Michał Masłowski: Jestem niechciany? Kogoś trochę poniosło! [ZDJĘCIA]

2017-01-13 3:00

Zagrał trzy razy w reprezentacji Polski, ale potem kariera Michała Masłowskiego (28 l.) wyhamowała. W Legii Warszawa nie przebił się do podstawowej jedenastki i wypożyczono go do Piasta Gliwice. Pojawiły się plotki, że Piast dąży do skrócenia jego wypożyczenia z Legii Warszawa, a Legia szuka rozwiązań... aby do tego nie dopuścić. - Moje odejście z Piasta? Nie ma takiego tematu - zapewnia nas piłkarz.

"Super Express": - Jak by pan skomentował to zamieszanie wokół pana?

Michał Masłowski: - Dowiedziałem się o nim na urlopie. Ktoś pytał mnie, czy odchodzę z Gliwic. Gdy wróciłem z urlopu, pytałem o to ludzi w klubie. Usłyszałem, że nie ma takiego tematu. Dowiadywałem się również w Legii i też mówili, że żadnego kontaktu w tej sprawie nie było. Jeśli mnie okłamano, to w takim razie ja także teraz kłamię.

- Myśli pan, że był pretekst, by skrócić wypożyczenie?

- Oczywiście wymagam od siebie więcej, ale nie wydaje mi się, żebym dał sztabowi ku temu powody. Zespół grał dobrze, ale brakowało nam szczęścia. Ja grałem niezłe mecze, lecz nie było wyników, a wtedy inaczej patrzy się na zawodników także indywidualnie.

- Kiedyś słynął pan z asyst. Teraz ich brakuje (tylko jedna). Dlaczego?

- Zawsze grałem na dziesiątce, a w Piaście jestem trochę cofnięty, mam więcej zadań defensywnych. Ciągnie mnie do przodu, ale nie mogę sobie lawirować. Kto wie, może teraz zostanę świetnym defensywnym pomocnikiem i zamiast pięknych asyst będą efektowne odbiory?
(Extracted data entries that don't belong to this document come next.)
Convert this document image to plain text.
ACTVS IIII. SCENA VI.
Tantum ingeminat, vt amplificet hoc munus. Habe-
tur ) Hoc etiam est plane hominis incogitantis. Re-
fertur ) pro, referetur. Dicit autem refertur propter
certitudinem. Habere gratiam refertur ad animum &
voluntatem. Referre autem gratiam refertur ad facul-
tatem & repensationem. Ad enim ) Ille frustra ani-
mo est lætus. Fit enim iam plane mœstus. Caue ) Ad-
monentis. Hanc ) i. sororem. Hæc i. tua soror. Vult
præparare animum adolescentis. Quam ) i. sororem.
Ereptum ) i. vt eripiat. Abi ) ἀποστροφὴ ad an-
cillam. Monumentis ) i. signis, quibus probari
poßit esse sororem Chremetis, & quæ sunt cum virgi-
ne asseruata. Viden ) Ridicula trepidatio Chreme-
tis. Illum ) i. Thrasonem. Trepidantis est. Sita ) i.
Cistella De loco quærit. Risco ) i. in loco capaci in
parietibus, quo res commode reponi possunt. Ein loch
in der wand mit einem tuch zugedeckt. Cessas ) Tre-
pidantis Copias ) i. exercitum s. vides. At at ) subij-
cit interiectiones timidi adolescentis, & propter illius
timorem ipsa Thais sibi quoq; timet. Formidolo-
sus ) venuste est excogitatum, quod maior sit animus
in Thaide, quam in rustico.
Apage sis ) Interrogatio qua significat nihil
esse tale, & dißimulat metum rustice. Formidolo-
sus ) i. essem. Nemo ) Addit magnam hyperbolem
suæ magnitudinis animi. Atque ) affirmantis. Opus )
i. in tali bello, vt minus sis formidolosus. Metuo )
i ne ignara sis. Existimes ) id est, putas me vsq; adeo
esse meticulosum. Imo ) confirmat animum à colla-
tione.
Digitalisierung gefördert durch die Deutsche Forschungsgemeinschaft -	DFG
- Myśli pan o powrocie do Legii?

- Przede mną pół roku w Piaście, mamy tu fajną ekipę i chcę ten czas jak najlepiej wykorzystać.

- Przylepiono panu łatkę "człowieka ze szkła", pisano, że pana transfer do Legii był wielkim niewypałem.

- Zagrałem kilka meczów, potem przyszła kontuzja - i wszystko padło. Łatwo jest opiniować, powiedzieć: "Masłowski nic w Legii nie osiągnął". A przecież nie było tak, że to ja nie chciałem przez pół roku grać w piłkę. Organizm po prostu nie wytrzymał. Był moment, że nie było mowy o grze, mogłem co najwyżej spacerować. Jeździłem od lekarza do lekarza i nie wiedziałem, co mi jest. Co do kwoty transferu, grałem wtedy dobrze, cenę podbiły występy w reprezentacji. Ktoś chciał dać za mnie takie pieniądze (800 tys. euro - przyp. red.). I dał. Ale to już za mną. Teraz cieszę się z tego, gdzie jestem. Dostałem drugie życie.

- Jest pan twardszy po tych przeżyciach?

- Tak. Kiedy raz dostajesz, to bardzo boli. Kiedy dostajesz drugi, trzeci raz, to przestajesz już to odczuwać. Najważniejsze, że problemy minęły. Stałem się weselszy, mówią mi to osoby z mojego otoczenia. Chcę pokazać tę radość także na boisku.